Any real-life buck would surely give this faux duo a solid hoof-five, and if you fill your front yard with plywood deer during the winter holiday season, your real-life neighbors will think your DIY skills are pretty rad, too. This outdoor deer/reindeer decor does great things for our curb appeal, and I’m happy that we’ll be able to use for years to come.
There are a few big perks to this project that are worth pointing out:
- The deer themselves are simplified into a construction that fits on a single 4x8 sheet of plywood.
- Each deer only demands three cut pieces. Nothing puzzling about it, and not many opportunities for error.
- The joints are as easy to assemble – no hardware, no glues.

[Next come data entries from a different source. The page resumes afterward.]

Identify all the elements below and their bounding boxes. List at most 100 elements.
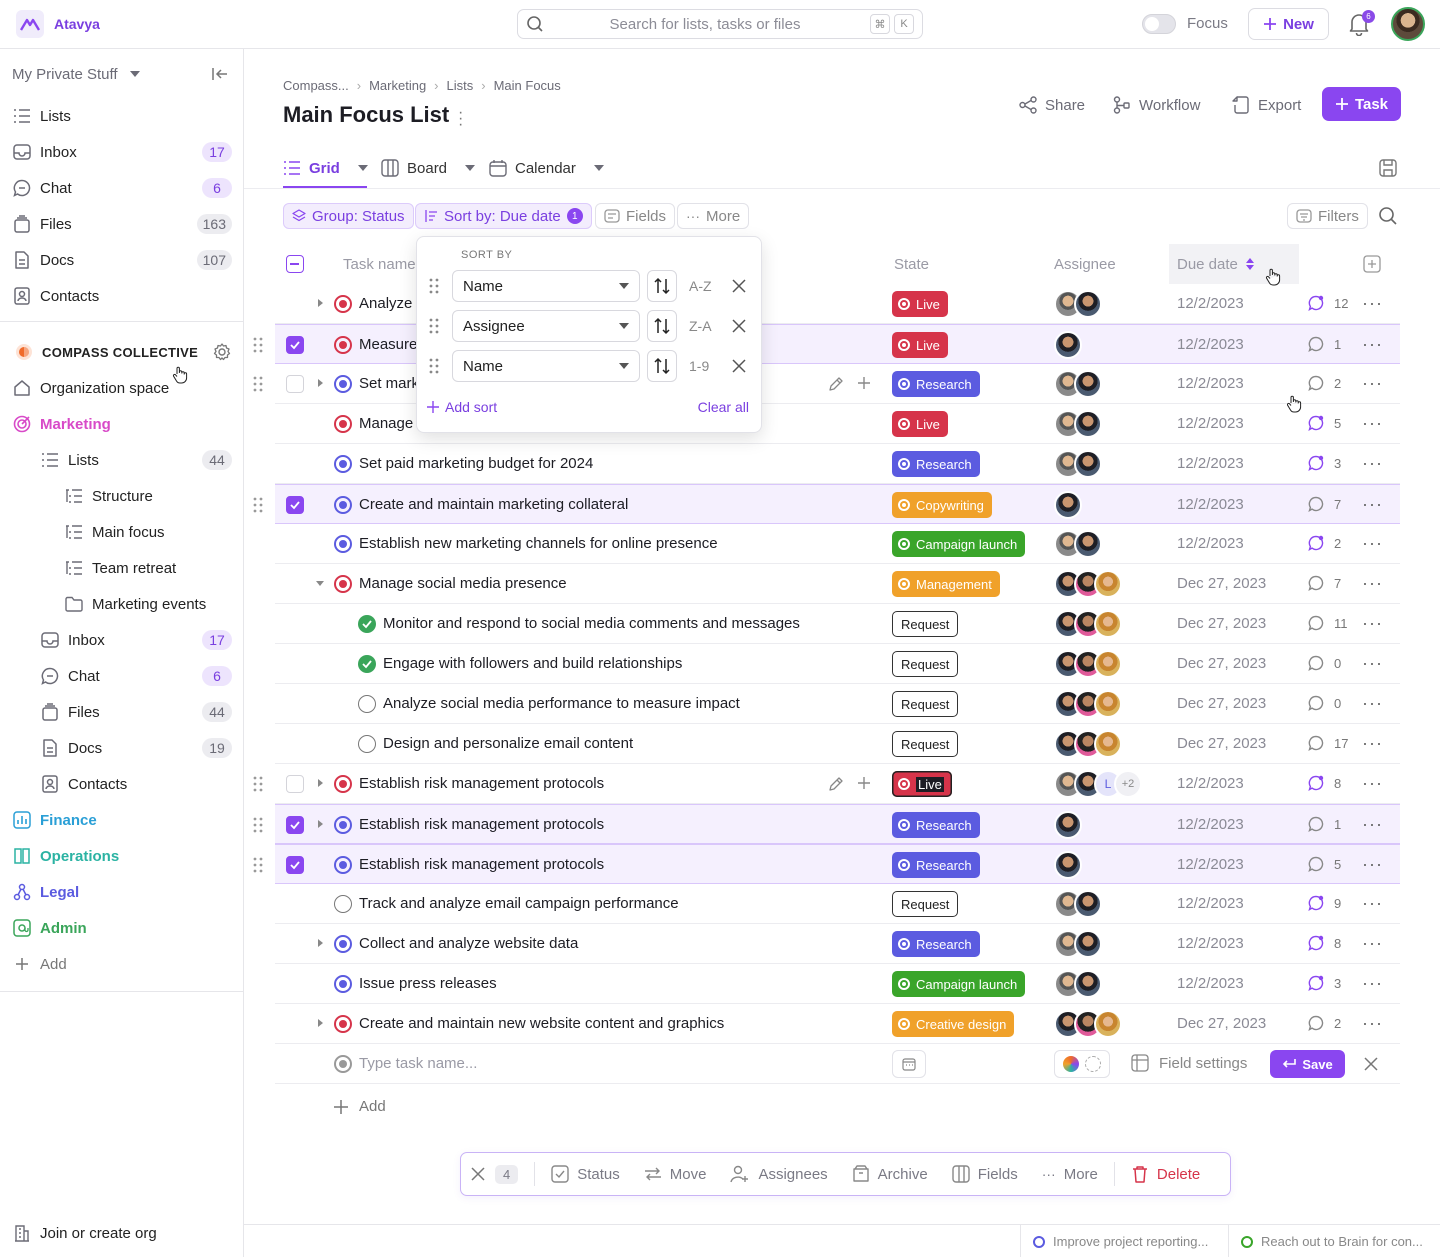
user-avatar[interactable] <box>1391 7 1425 41</box>
row-more-icon[interactable]: ··· <box>1362 574 1383 592</box>
comment-count[interactable]: 2 <box>1308 535 1341 551</box>
status-item[interactable]: Reach out to Brain for con... <box>1228 1225 1440 1257</box>
row-checkbox[interactable] <box>286 375 304 393</box>
sidebar-item-marketing[interactable]: Marketing <box>0 406 244 442</box>
caret-down-icon[interactable] <box>315 578 325 588</box>
breadcrumb-item[interactable]: Marketing <box>369 78 426 93</box>
due-date[interactable]: 12/2/2023 <box>1177 375 1244 392</box>
assignee-avatars[interactable] <box>1054 890 1102 918</box>
status-icon[interactable] <box>334 455 352 473</box>
due-date[interactable]: 12/2/2023 <box>1177 535 1244 552</box>
sidebar-item-marketing-chat[interactable]: Chat 6 <box>0 658 244 694</box>
add-sort-button[interactable]: Add sort <box>427 399 497 415</box>
caret-right-icon[interactable] <box>315 819 325 829</box>
task-name[interactable]: Issue press releases <box>359 975 497 992</box>
sort-direction-toggle[interactable] <box>647 350 677 382</box>
row-checkbox[interactable] <box>286 775 304 793</box>
status-icon[interactable] <box>358 615 376 633</box>
assignee-avatars[interactable] <box>1054 331 1082 359</box>
focus-toggle[interactable] <box>1142 14 1176 34</box>
state-tag[interactable]: Request <box>892 731 959 757</box>
due-date[interactable]: 12/2/2023 <box>1177 935 1244 952</box>
sidebar-item-lists[interactable]: Lists <box>0 98 244 134</box>
status-icon[interactable] <box>358 695 376 713</box>
drag-handle-icon[interactable] <box>253 776 263 792</box>
comment-count[interactable]: 3 <box>1308 975 1341 991</box>
task-name[interactable]: Analyze <box>359 295 412 312</box>
caret-right-icon[interactable] <box>315 938 325 948</box>
comment-count[interactable]: 8 <box>1308 935 1341 951</box>
row-more-icon[interactable]: ··· <box>1362 614 1383 632</box>
state-tag[interactable]: Request <box>892 651 959 677</box>
status-icon[interactable] <box>334 415 352 433</box>
due-date[interactable]: 12/2/2023 <box>1177 336 1244 353</box>
status-icon[interactable] <box>334 975 352 993</box>
table-search-icon[interactable] <box>1378 206 1398 226</box>
assignee-avatars[interactable] <box>1054 410 1102 438</box>
bulk-delete-button[interactable]: Delete <box>1131 1165 1200 1183</box>
task-name[interactable]: Establish risk management protocols <box>359 856 604 873</box>
edit-pencil-icon[interactable] <box>828 776 844 792</box>
row-more-icon[interactable]: ··· <box>1362 1014 1383 1032</box>
bulk-more-button[interactable]: ··· More <box>1042 1166 1098 1183</box>
comment-count[interactable]: 7 <box>1308 575 1341 591</box>
status-icon[interactable] <box>334 375 352 393</box>
status-icon[interactable] <box>334 935 352 953</box>
drag-handle-icon[interactable] <box>253 857 263 873</box>
org-header[interactable]: COMPASS COLLECTIVE <box>0 334 244 370</box>
drag-handle-icon[interactable] <box>253 497 263 513</box>
column-header-state[interactable]: State <box>894 244 929 284</box>
gear-icon[interactable] <box>213 343 231 361</box>
sidebar-item-org-space[interactable]: Organization space <box>0 370 244 406</box>
state-tag[interactable]: Live <box>892 291 948 317</box>
row-more-icon[interactable]: ··· <box>1362 934 1383 952</box>
row-more-icon[interactable]: ··· <box>1362 855 1383 873</box>
row-more-icon[interactable]: ··· <box>1362 335 1383 353</box>
task-name[interactable]: Create and maintain new website content … <box>359 1015 724 1032</box>
comment-count[interactable]: 2 <box>1308 1015 1341 1031</box>
new-task-input[interactable]: Type task name... <box>359 1055 477 1072</box>
due-date[interactable]: Dec 27, 2023 <box>1177 1015 1266 1032</box>
group-by-chip[interactable]: Group: Status <box>283 203 414 229</box>
add-task-button[interactable]: Task <box>1322 87 1401 121</box>
due-date[interactable]: 12/2/2023 <box>1177 775 1244 792</box>
sidebar-item-marketing-contacts[interactable]: Contacts <box>0 766 244 802</box>
bulk-status-button[interactable]: Status <box>551 1165 620 1183</box>
column-header-assignee[interactable]: Assignee <box>1054 244 1116 284</box>
assignee-avatars[interactable] <box>1054 570 1122 598</box>
sort-field-select[interactable]: Name <box>452 270 640 302</box>
table-row[interactable]: Create and maintain new website content … <box>275 1004 1400 1044</box>
task-name[interactable]: Measure <box>359 336 417 353</box>
share-button[interactable]: Share <box>1019 90 1085 120</box>
sidebar-item-marketing-lists[interactable]: Lists 44 <box>0 442 244 478</box>
status-icon[interactable] <box>334 856 352 874</box>
comment-count[interactable]: 5 <box>1308 415 1341 431</box>
sidebar-item-admin[interactable]: Admin <box>0 910 244 946</box>
comment-count[interactable]: 1 <box>1308 816 1341 832</box>
space-switcher[interactable]: My Private Stuff <box>0 56 244 92</box>
breadcrumb-item[interactable]: Compass... <box>283 78 349 93</box>
bulk-move-button[interactable]: Move <box>644 1166 706 1183</box>
state-tag[interactable]: Live <box>892 411 948 437</box>
state-tag[interactable]: Research <box>892 371 980 397</box>
drag-handle-icon[interactable] <box>429 358 439 374</box>
sidebar-item-team-retreat[interactable]: Team retreat <box>0 550 244 586</box>
task-name[interactable]: Manage <box>359 415 413 432</box>
due-date[interactable]: Dec 27, 2023 <box>1177 655 1266 672</box>
task-name[interactable]: Establish risk management protocols <box>359 816 604 833</box>
sort-field-select[interactable]: Assignee <box>452 310 640 342</box>
sidebar-item-contacts[interactable]: Contacts <box>0 278 244 314</box>
row-more-icon[interactable]: ··· <box>1362 815 1383 833</box>
chevron-down-icon[interactable] <box>593 165 604 171</box>
task-name[interactable]: Monitor and respond to social media comm… <box>383 615 800 632</box>
due-date[interactable]: 12/2/2023 <box>1177 816 1244 833</box>
assignee-avatars[interactable] <box>1054 970 1102 998</box>
new-button[interactable]: New <box>1248 8 1329 40</box>
bulk-archive-button[interactable]: Archive <box>852 1165 928 1183</box>
row-more-icon[interactable]: ··· <box>1362 894 1383 912</box>
add-subtask-icon[interactable] <box>857 376 871 390</box>
row-more-icon[interactable]: ··· <box>1362 974 1383 992</box>
row-more-icon[interactable]: ··· <box>1362 774 1383 792</box>
table-row[interactable]: Collect and analyze website data Research… <box>275 924 1400 964</box>
status-icon[interactable] <box>334 336 352 354</box>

- They disassemble easily too, and you’ll be able to store them stacked flat in the off-season.
Download this free template to get started and follow the steps below to bring your own outdoor deer to life.
- (1) 3/8" 4' x 8' sheet of plywood
- free template for two deer
- drywall square (or comparable 4’ straight edge)
- utility bucket (12” diameter at opening)
- palm sander
- stain or paint (optional)
Step 1: Transfer the Template Pattern
When you’re at the hardware store you’ll realize how many plywood options there are, so just make sure you select a piece that’s at least 3/8” thick for durability. Stain-grade plywood is optional, especially if you’re going to paint the finished products. Make your pick, bring it home, and lay it flat on the floor or a large work surface.
Refer to the downloaded template. Notice how the template itself is marked off with a six-inch grid.
Use a drywall square to transfer those grid lines to your piece of plywood. Rather than trying to print the template to massive scale, if you can map out the pattern along the grid you will find it surprisingly easy to map out the deer for this project.
The utility bucket plays an essential role too. A one-foot diameter circle can be used for both chest and rear of each deer, as well as the hips and shoulders. It’s important to note that you can modify the curves and leg lines however you wish, but the design shown here will certainly get you started in the right direction. You can roughly sketch where the interlocking joints will fit together, but that is actually better addressed once the deer forms have been cut out.
Step 2: Use a Jigsaw to Cut the Plywood Deer
A simple jigsaw with a fresh blade will tear through the plywood with ease. Follow the lines you’ve cut to reveal six simple shapes – just three are used to build each deer.
Use a scrap piece of plywood and trim it to six-inch length. Six inches is half of the diameter of the 12-inch circles you formed using the bucket, and you’ll use that piece of scrap to align exactly where you want the legs to fit onto the body of each deer. On each leg, use the scrap six-inch plywood to mark from the top of the hips/shoulders to the center of the circle. You will cut that sliver of wood away. Do the same to the body of the deer, cutting from the bottom of the body upwards so that the legs will join the body.
Step 3: Dry Fit the Deer
Do a dry fit to test out how your deer look. No glue required at any point during this project – the body will balance on top of the legs and can be easily disassembled for flat storage in the off-season.
How’s it look? If any of the joints need to be corrected, widened or otherwise tweaked, now’s the time to do it. If you want to modify the shape of the deer in any way, once you see it assembled it’s a lot easier to plan those adjustments. Remember that you can always cut a little more off, so take your time and get it perfect.
Step 4: Sand and Stain (or Paint) the Plywood
Use a palm sander to smooth out all cut edges as well as the flat surfaces of the deer. The sandpaper will not only remove splinters, but it’ll eliminate your pencil lines as well as any manufacturer markings that were sold printed on the plywood product.
Stain and paint are optional. You might really like the look of it natural once you see it, but I took my duo dark brown with a semi-transparent chocolate-brown stain. Note that I didn’t purchase “stain grade” plywood but it still looked really nice. Some transparency was evident, and they'll look fantastic against the snowfall.
If you choose, I added a rounded accent to the tip of the male’s nose. My kids insist on converting him to Rudolph, which is why I included it in the template.
Enjoy the winter season with these friendly deer poised in your yard.